Foreign investors may talk about vulnerabilities in the Australian housing market, but enough are evidently persuaded by the minuscule default rates and the high yields on issues by good Australian names.

If you looked at currency markets, you would not be able to tell there was anything untoward going on.

The euro has been trading in a fairly narrow band from $US1.27 to $US1.34 since November.

Although it is at the bottom of that range now and heading lower, these are nothing like the panic moves seen in 2009 or even through last year.

The Australian dollar has also drifted lower, and is now 7.1 per cent below its March peak, but this too is a fairly modest move and in line with the softening in the terms of trade.

There is no sign of the wholesale withdrawal of funds by foreign investors desperate to plug funding gaps in their home markets which led to flight of capital from Australia in 2008 and 2009.

Indeed, foreign investors have been taking advantage of the lower Australian dollar to step up purchasing government bonds.

For all the political yapping about the government's spending pushing up interest rates, the 10-year government bond yield hit its lowest level in more than 100 years with Friday's low of 3.06 per cent below any trade since Federation.

Investors are not worried about returns. They want safety and they see it in an AAA-rated Australian government bond.

Yields are down by a full percentage point since last month and by two percentage points since July, when 10-year bonds were paying more than 5 per cent.

Markets still believed in the prospect of a steady economic recovery then. The clearest evidence of the new crisis in banking markets is the rise in the price of credit default swaps.

The price of insuring against default for the 12 biggest global banks has jumped from 255 basis points to 324 basis points since the beginning of this month and from only 200 basis points in March.

The cost of delivering certainty to investors has also risen for Australian banks, with CDS prices for senior debt for the Commonwealth Bank, for example, having risen from 130 basis points to 192 basis points, with a 13-basis-point move on Friday.

The widely followed ITRAXX index, which captures the price of credit default spreads for the leading 25 Australian stocks, has risen from 128 to 195 basis points in the same period.

It is a bigger move than the same index in Europe, and highlights investor fears about downside in the Australian market.
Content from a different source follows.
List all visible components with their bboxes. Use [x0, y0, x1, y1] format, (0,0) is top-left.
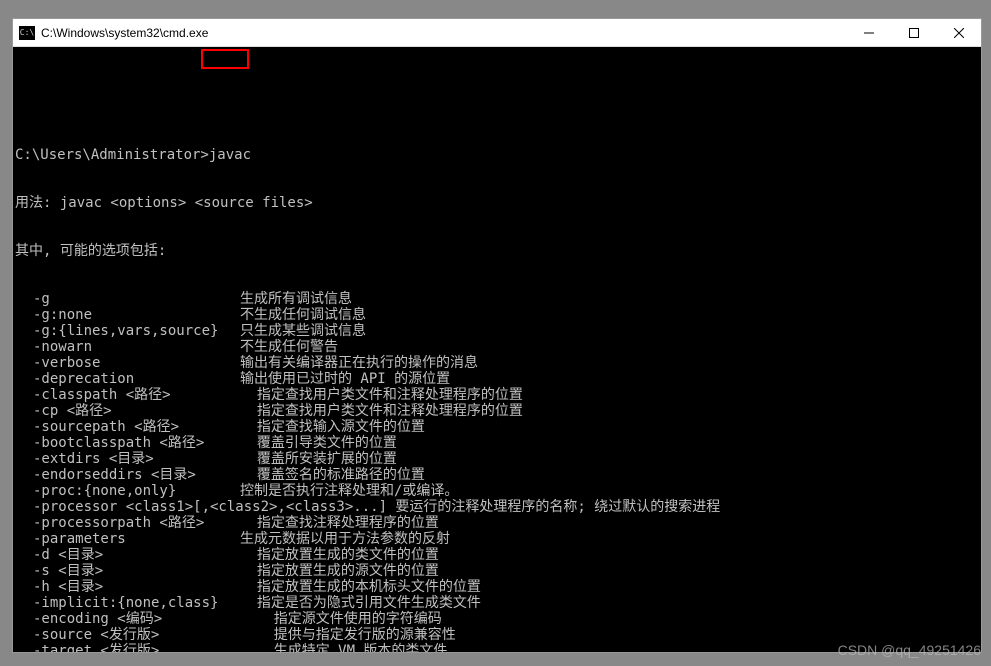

Interbank markets are reacting to the new global market mood. The spread between the 90-day bank bill and the market's forecast for the Reserve Bank cash rate in the same period has increased from 25 to 37.5 basis points. But, this is more a reflection of markets marking down the RBA's likely cash rate than any reluctance to hold bank bills.

The RBA has not felt the need to pump additional cash into the system. UBS interest rate strategist Matthew Johnson notes that the cost of overnight money for institutions that cannot deal directly with the RBA has risen to 25 basis points above the cash rate: a sign markets are alert, but not yet alarmed.

In Europe, although wholesale markets have closed for bank issuers, the banks are not in desperate need of funding.

After two rounds of lending banks as much three-year money as they want, the European Central Bank has largely taken care of bank funding needs. No one is borrowing, anyway.

Solvency, rather than liquidity, is now the pivotal issue for Europe's banks. There were reports of a run last week on the major Spanish bank, Bankia, despite it having been bailed out by the government only a week earlier.

The government denied there was depositor flight, and, although it is hard to tell the truth of the matter, there were no queues in the streets.